Dónde se tramita si vives en Gandía

Los asuntos de derecho de familia de Gandía y de la mayoría de municipios de La Safor se siguen ante los Juzgados de Primera Instancia de Gandía, cabeza del partido judicial.

Sobre la competencia: con acuerdo vale el juzgado del último domicilio común o el de cualquiera de los cónyuges; sin acuerdo, el del último domicilio conyugal o el del demandado. Es un detalle menor hasta que se presenta mal y se pierden semanas.

Si estás en ese punto y tienes dudas sobre qué pedir, en Abogados Chova llevamos 30 años ejerciendo como abogados de divorcio en Gandía. Lo primero que hacemos es explicarte las diferencias que afectan a tu caso, qué vía te conviene y en qué plazo puede resolverse. Con un abogado de familia al lado, la decisión deja de ser a ciegas.

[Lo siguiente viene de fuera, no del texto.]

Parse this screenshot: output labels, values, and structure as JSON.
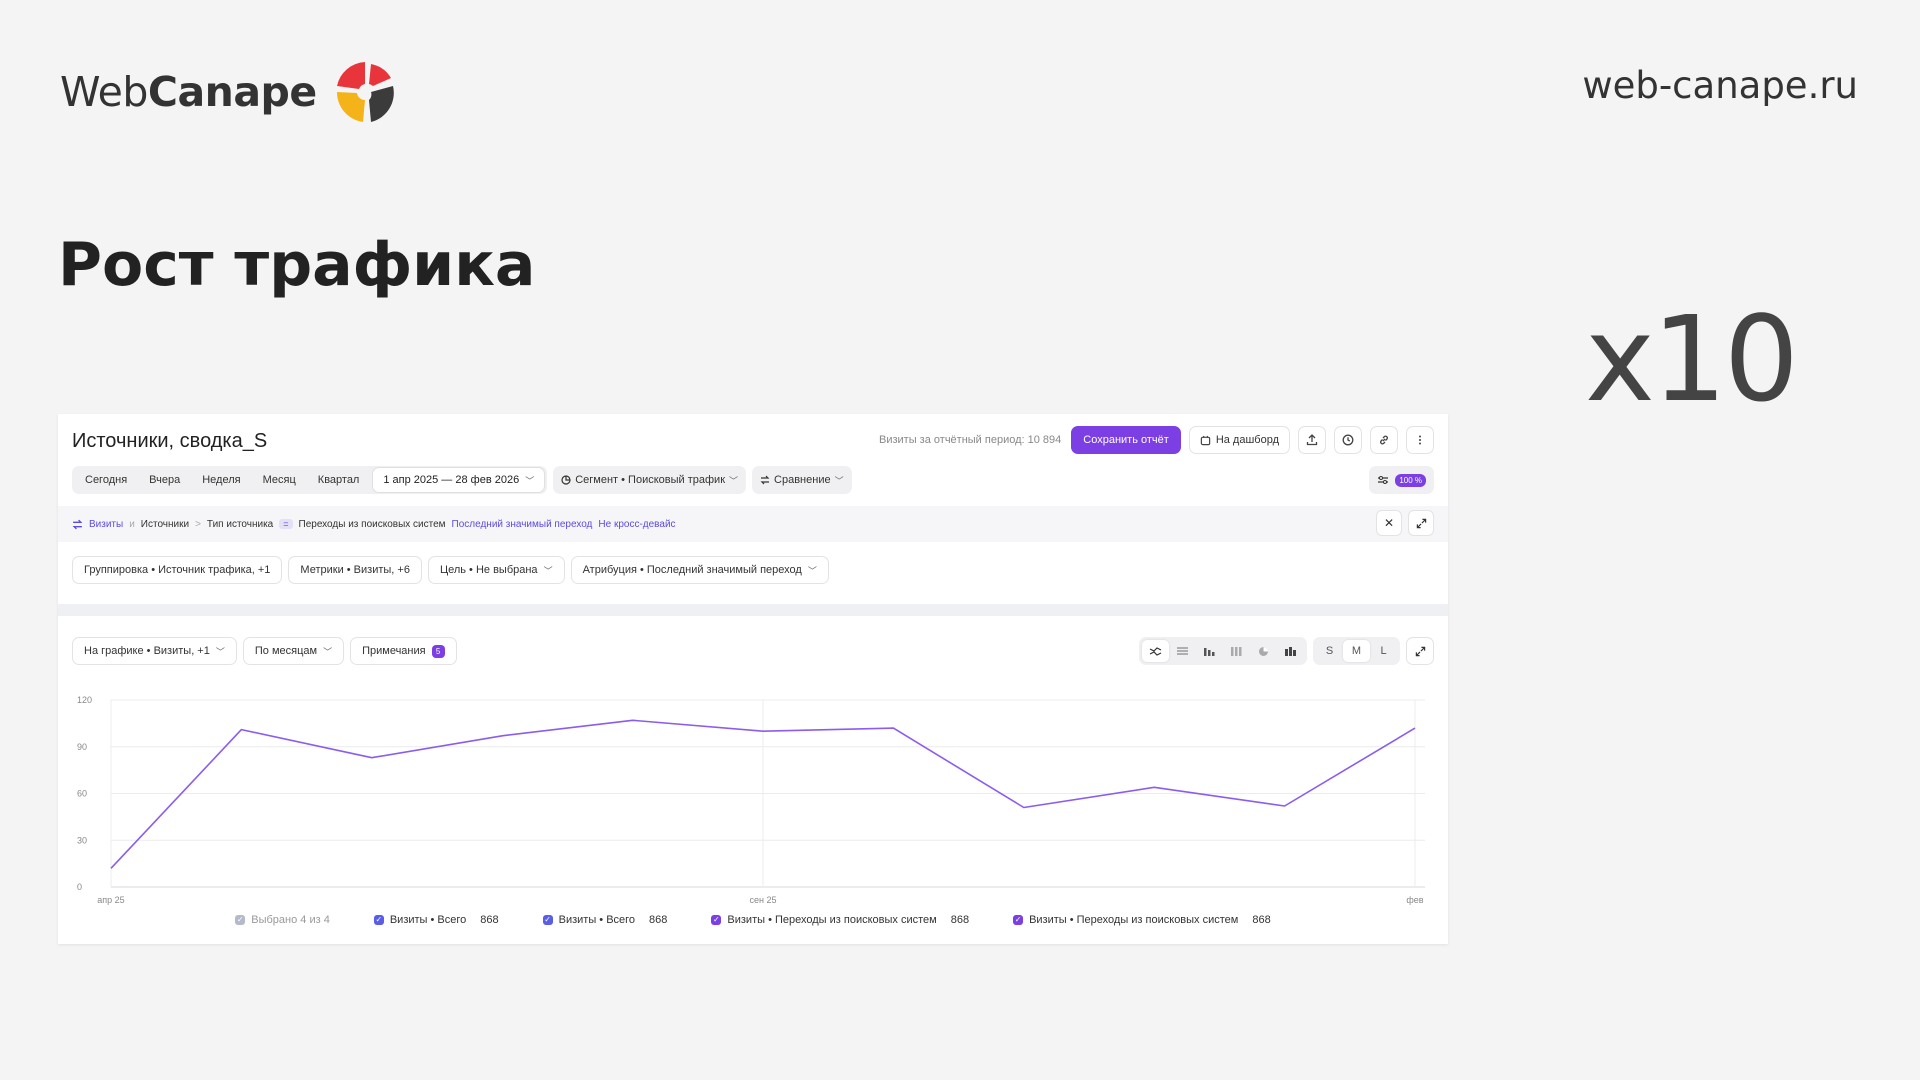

Preguntas frecuentes sobre separación y divorcio

¿Qué es mejor, separarse o divorciarse?

Para quien ya ha decidido romper, el divorcio, porque cierra la situación y no obliga a repetir el procedimiento. La separación compensa si hay convicciones religiosas, margen de reconciliación o interés en mantener la condición de cónyuge de cara a la viudedad.

¿Qué pasa si te separas y no te divorcias?

Sigues casado. No puedes volver a casarte y conservas la condición de cónyuge a efectos de las pensiones de viudedad, aunque pierdas los derechos hereditarios. Muchas parejas se quedan años así sin decidirse.

¿Qué estado civil tiene una persona separada?

Casada. La separación legal no disuelve el vínculo matrimonial: solo pone fin a la convivencia y a los efectos económicos del matrimonio. Esa es la diferencia con el divorcio.

¿Se puede pasar de la separación al divorcio?

Sí, cuando quieras y sin esperar ningún plazo. Se solicita el divorcio y las medidas ya acordadas se mantienen si os siguen sirviendo, o se revisan si las circunstancias han cambiado.

¿Hay que separarse antes de divorciarse?

No desde 2005. Puedes pedir el divorcio directamente pasados tres meses desde la boda, sin separación previa y sin alegar causa alguna. La separación legal dejó de ser un paso obligatorio.

¿Puedo divorciarme si mi cónyuge no quiere?

Sí. El divorcio no necesita el consentimiento de los dos. Si el otro se opone, el procedimiento será contencioso y será el juez quien fije las condiciones, pero el matrimonio se disuelve igualmente.